As technology develops, the number of sources we can use to fuel our vehicles is expanding.
Today, electric and hybrid cars are competing with petrol-powered ones for space on the road.
Hydrogen is another interesting source of power, and has been described by the European Commission as an energy carrier with "great potential for clean, efficient power in stationary, portable and transport applications."
In the English town of Swindon, efforts are being made to turn it into a base and test bed for hydrogen as a transport fuel.
"Swindon has a huge concentration of organizations — as well as two local authorities — that really see the value in hydrogen for bringing clean energy to the community and also want to be first movers for a technology which is a rapidly growing market," Clare Jackson, manager of the Hydrogen Hub, told CNBC's "Sustainable Energy."
The Hydrogen Hub is an organization that works to set up communities of stakeholders who collaborate to encourage investment in hydrogen and fuel cell technology. Swindon's Hydrogen Hub is made up of more than 30 organizations who are working with one another to deploy hydrogen technology in the town.

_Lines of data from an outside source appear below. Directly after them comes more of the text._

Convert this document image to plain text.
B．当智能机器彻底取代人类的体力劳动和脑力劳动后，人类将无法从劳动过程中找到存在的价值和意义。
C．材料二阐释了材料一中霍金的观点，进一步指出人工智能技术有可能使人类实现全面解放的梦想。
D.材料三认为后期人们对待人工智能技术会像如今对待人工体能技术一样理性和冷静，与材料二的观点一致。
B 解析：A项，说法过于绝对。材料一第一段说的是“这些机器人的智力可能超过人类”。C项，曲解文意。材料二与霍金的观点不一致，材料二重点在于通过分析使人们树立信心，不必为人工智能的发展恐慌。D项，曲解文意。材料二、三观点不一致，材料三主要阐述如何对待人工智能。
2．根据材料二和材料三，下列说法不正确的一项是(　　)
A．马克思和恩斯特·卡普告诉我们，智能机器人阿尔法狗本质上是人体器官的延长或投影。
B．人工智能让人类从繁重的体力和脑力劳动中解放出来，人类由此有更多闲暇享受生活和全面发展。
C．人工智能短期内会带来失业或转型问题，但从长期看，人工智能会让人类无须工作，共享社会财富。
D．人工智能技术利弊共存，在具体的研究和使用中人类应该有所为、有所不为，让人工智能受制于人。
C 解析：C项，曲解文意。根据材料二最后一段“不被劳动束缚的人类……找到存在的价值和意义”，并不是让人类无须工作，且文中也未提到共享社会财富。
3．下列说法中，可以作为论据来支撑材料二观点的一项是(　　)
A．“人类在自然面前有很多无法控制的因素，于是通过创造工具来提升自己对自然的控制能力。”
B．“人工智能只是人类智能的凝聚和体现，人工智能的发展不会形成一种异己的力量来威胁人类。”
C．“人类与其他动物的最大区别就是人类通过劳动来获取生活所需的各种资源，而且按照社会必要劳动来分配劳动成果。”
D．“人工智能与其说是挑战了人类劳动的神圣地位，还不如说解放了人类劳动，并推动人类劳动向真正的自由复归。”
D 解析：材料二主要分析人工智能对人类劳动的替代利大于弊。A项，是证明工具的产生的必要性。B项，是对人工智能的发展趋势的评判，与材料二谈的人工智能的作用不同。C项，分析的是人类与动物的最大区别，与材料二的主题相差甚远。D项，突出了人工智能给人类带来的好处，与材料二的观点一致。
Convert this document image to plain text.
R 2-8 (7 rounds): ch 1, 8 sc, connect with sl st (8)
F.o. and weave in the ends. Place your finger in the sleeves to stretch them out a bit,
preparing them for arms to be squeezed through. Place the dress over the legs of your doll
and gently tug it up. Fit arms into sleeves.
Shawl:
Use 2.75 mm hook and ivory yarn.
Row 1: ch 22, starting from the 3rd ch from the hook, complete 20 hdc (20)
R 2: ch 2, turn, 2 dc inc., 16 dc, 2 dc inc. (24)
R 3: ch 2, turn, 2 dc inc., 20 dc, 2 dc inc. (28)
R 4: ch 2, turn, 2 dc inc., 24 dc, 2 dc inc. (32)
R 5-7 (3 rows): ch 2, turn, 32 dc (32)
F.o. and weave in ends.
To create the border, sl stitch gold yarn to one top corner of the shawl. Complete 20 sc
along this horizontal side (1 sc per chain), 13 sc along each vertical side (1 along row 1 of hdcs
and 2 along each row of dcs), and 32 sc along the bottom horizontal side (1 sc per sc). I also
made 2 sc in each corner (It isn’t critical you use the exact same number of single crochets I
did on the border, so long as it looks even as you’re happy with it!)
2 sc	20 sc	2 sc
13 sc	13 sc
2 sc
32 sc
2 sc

"What we're doing at the Hydrogen Hub is trying to build infrastructure hubs around back to base fleets, like delivery vehicles or forklift trucks, where you can be guaranteed that the hydrogen is actually going to be used," the Hydrogen Hub's Clare Jackson said.
"That way we can start to build up a network of hydrogen hubs with infrastructure that will then allow those users that need the flexibility to be able to travel nationwide to know that they've got an infrastructure system of hydrogen around the U.K."
Arval, which specializes in vehicle leasing and fleet management, is one business involved with the Hydrogen Hub. "Zero emissions are really important to Arval because we lease a lot of vehicles," Paul Marchment, Arval's SME (small to medium sized enterprises) Manager, said.
"There is a mind shift towards ultra-low emission vehicles so we became involved in this because this is cutting edge technology," he added. "We're still a few years away from mass deployment but we need to understand how it works now so that we're ready for the future when it does take off in a big way."
Is, then, hydrogen a realistic option as a clean, efficient, reliable replacement for conventional petrol or diesel?
"Producing hydrogen with solar power is very attractive because it really gives you clean hydrogen," Erwin Reisner, a professor at the University of Cambridge's Department of Chemistry, told CNBC.
"But at the moment 96 percent of hydrogen we are using is produced from fossil fuels — it's not clean," he added. "So it's very important to develop technologies that allow us as transition to go from fossil derived to clean and renewable hydrogen."